The intangible art of identifying, assessing, motivating and building a trusting relationship with the critical people in a target company is the single most important success factor in the long-run. Taking the time to establish these relationships and selling the idea of the acquisition to the management team as a positive step for the company and for them personally is critical. In Sany's successful acquisition of Putzmeister, the German cement pump manufacturer, the fact that Sany had previously committed 100 million euros to a greenfield research and development center in Cologne was widely reported in the press and demonstrated its commitment to the market. It is often the case that there is limited overlap between the organizations of a Chinese buyer and Western target. Selling this message and the likely corollary that it will mean no redundancies and could lead to expansion provides a strong incentive to go with a Chinese buyer, to both founding vendors and incumbent management.

The focus on management should also extend beyond the top team, especially for struggling companies, where the senior team is often part of the problem. In these cases releasing a talented middle management or changing the top can be highly successful strategies.

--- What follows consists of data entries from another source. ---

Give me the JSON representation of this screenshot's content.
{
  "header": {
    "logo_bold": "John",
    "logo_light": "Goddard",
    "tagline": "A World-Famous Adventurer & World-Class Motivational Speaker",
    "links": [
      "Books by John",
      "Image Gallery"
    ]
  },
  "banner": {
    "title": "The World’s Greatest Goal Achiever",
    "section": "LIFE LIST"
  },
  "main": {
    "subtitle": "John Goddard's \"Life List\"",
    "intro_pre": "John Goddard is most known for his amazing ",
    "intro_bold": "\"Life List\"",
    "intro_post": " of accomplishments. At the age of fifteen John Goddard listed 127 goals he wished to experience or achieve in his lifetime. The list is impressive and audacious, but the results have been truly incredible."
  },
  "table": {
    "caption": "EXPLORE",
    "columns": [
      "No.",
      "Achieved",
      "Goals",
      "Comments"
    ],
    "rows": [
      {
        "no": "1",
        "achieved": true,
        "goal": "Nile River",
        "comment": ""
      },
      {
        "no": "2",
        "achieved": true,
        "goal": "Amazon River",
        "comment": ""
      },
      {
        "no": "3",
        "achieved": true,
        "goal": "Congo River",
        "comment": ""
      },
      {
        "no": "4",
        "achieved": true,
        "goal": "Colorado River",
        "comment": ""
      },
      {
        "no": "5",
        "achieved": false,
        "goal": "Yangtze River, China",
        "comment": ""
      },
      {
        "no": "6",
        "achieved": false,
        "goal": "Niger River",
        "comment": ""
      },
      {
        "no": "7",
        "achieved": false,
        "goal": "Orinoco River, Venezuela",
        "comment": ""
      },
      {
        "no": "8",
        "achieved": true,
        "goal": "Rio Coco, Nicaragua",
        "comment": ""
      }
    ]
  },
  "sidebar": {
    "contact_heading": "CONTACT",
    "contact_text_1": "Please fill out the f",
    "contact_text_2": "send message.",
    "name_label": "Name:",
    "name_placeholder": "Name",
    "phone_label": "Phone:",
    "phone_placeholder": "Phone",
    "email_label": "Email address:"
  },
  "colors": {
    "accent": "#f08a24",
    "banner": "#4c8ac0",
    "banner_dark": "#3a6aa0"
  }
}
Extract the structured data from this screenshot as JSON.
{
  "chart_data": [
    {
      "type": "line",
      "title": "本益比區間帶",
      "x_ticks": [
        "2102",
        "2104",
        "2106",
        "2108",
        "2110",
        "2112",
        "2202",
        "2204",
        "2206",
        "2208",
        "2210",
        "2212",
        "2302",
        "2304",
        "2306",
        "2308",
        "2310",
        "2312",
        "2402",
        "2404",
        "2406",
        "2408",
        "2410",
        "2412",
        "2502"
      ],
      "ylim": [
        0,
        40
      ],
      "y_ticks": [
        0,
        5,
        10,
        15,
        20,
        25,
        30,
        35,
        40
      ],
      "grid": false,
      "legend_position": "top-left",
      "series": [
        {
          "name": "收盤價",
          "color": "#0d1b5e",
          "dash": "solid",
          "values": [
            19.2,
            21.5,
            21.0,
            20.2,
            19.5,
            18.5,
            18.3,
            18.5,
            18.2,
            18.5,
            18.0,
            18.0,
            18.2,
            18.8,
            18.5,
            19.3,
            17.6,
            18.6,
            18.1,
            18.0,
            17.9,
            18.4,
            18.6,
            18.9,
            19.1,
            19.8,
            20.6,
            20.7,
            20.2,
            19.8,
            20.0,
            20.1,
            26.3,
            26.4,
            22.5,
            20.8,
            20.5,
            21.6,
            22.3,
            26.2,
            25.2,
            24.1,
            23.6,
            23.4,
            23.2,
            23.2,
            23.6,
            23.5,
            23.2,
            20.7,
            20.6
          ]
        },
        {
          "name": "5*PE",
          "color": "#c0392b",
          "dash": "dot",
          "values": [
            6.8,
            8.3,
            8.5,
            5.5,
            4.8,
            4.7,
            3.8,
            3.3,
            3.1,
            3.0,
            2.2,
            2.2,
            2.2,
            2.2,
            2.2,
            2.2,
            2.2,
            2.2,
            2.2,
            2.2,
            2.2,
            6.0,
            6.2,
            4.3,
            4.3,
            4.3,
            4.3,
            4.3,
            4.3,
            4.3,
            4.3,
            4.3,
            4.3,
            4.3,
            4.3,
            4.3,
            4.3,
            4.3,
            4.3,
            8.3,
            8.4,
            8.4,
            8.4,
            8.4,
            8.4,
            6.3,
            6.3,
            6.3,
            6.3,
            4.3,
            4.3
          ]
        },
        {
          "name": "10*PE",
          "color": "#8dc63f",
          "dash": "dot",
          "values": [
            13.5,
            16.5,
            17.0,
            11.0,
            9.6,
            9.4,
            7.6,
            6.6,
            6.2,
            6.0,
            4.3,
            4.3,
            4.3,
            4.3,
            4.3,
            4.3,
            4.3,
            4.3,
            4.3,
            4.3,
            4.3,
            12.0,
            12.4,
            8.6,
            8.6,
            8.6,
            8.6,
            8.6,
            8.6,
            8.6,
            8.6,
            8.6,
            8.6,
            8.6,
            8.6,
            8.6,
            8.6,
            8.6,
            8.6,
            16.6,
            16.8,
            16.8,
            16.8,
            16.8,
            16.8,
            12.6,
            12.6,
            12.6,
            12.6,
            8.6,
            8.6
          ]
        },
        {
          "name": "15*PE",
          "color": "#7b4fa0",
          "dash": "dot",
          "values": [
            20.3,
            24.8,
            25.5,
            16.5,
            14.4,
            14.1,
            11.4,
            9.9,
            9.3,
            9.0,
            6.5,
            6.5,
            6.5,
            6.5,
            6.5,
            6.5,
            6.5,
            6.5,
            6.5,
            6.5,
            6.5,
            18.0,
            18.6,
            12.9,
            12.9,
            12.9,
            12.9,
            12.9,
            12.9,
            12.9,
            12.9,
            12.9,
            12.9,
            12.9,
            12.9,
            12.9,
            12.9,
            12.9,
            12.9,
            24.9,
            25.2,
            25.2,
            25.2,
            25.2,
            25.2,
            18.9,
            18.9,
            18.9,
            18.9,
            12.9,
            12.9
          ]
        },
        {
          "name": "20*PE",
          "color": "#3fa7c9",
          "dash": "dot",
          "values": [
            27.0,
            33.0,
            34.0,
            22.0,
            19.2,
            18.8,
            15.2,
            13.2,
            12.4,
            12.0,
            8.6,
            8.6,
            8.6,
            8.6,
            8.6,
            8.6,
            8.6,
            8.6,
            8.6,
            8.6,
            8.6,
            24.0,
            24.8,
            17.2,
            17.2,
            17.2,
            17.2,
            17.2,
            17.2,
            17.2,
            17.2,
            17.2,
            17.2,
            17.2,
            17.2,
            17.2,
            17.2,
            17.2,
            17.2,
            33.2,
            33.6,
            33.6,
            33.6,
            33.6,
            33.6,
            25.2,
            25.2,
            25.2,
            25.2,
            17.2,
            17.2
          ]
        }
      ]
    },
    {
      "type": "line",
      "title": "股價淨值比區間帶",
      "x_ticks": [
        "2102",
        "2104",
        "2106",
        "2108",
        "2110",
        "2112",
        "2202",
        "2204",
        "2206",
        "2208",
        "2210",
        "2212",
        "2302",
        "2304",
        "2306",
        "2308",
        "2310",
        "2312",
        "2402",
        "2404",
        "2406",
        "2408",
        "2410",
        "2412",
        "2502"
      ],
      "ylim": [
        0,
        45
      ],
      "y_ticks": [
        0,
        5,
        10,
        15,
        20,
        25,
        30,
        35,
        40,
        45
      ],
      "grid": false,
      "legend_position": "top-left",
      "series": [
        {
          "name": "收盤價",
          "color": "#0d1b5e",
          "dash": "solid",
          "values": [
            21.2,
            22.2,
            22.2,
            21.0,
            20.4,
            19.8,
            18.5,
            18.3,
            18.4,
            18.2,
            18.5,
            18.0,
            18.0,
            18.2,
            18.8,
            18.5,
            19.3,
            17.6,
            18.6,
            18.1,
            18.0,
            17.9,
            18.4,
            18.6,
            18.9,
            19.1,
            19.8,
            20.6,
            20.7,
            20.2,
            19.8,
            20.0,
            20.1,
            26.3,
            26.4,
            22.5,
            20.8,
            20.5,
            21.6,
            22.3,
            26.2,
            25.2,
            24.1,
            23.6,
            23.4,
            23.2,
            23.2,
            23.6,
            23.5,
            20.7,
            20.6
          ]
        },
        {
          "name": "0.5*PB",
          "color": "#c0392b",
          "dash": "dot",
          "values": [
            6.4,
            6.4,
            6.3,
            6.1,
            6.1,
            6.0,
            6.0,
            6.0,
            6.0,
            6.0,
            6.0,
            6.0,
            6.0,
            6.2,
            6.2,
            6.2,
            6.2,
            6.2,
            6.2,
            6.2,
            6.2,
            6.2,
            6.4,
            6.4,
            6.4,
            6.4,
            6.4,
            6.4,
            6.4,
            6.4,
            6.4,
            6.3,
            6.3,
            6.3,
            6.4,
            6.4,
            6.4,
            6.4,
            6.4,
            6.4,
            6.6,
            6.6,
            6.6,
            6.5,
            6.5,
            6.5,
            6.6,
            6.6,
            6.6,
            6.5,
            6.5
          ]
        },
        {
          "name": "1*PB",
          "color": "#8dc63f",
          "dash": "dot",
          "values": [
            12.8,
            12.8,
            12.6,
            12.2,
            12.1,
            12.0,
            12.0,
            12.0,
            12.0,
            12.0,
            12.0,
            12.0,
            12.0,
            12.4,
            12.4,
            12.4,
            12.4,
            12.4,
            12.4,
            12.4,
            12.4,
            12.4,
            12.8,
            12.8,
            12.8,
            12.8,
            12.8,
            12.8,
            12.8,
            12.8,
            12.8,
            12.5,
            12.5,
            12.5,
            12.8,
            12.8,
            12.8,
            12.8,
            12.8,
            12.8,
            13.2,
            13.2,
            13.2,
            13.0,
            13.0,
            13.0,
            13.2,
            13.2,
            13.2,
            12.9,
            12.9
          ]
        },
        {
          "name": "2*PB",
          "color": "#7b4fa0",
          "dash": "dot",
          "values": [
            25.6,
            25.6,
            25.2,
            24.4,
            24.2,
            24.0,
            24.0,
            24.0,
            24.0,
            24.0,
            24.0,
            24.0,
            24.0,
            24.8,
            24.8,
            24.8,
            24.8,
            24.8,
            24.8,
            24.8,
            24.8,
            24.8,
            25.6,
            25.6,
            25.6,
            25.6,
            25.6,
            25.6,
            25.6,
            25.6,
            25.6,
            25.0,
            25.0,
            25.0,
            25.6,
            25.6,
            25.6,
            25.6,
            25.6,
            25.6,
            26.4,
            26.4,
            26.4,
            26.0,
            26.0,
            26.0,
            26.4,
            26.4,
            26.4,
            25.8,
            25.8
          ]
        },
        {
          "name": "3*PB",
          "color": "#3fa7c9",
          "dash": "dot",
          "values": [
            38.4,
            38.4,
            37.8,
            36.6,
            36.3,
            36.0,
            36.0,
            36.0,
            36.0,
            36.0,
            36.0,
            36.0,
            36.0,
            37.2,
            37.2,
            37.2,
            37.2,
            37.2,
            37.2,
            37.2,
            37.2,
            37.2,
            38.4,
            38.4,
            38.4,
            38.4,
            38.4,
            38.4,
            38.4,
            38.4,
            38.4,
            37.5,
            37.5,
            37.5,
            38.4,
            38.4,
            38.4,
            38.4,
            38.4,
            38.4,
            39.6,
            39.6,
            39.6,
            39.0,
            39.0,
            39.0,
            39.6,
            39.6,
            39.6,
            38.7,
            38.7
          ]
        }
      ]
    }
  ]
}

A critical role for someone advising a buyer is to assess the strength of the management team and help the client establish good relationships so it can make the deal work in the long-run. With the accumulated knowledge of the history and conclusion of the transaction, it is critical that the advisers' knowledge and relationships are not lost and that they are prepared to stay on hand to help in the 90-day plan and longer-term integration after the transaction. A merchant banking approach, in which an adviser works with a client over many years, is required, rather than deal makers who instantly move on to the next deal with little thought for the long-term success of their earlier client.

The people and the way the organizations interact are intangible, yet critical, for success.

The author is a founding partner of Vermilion Partners, an investment banking advisory and private equity firm focused on China. The views do not necessarily reflect those of China Daily.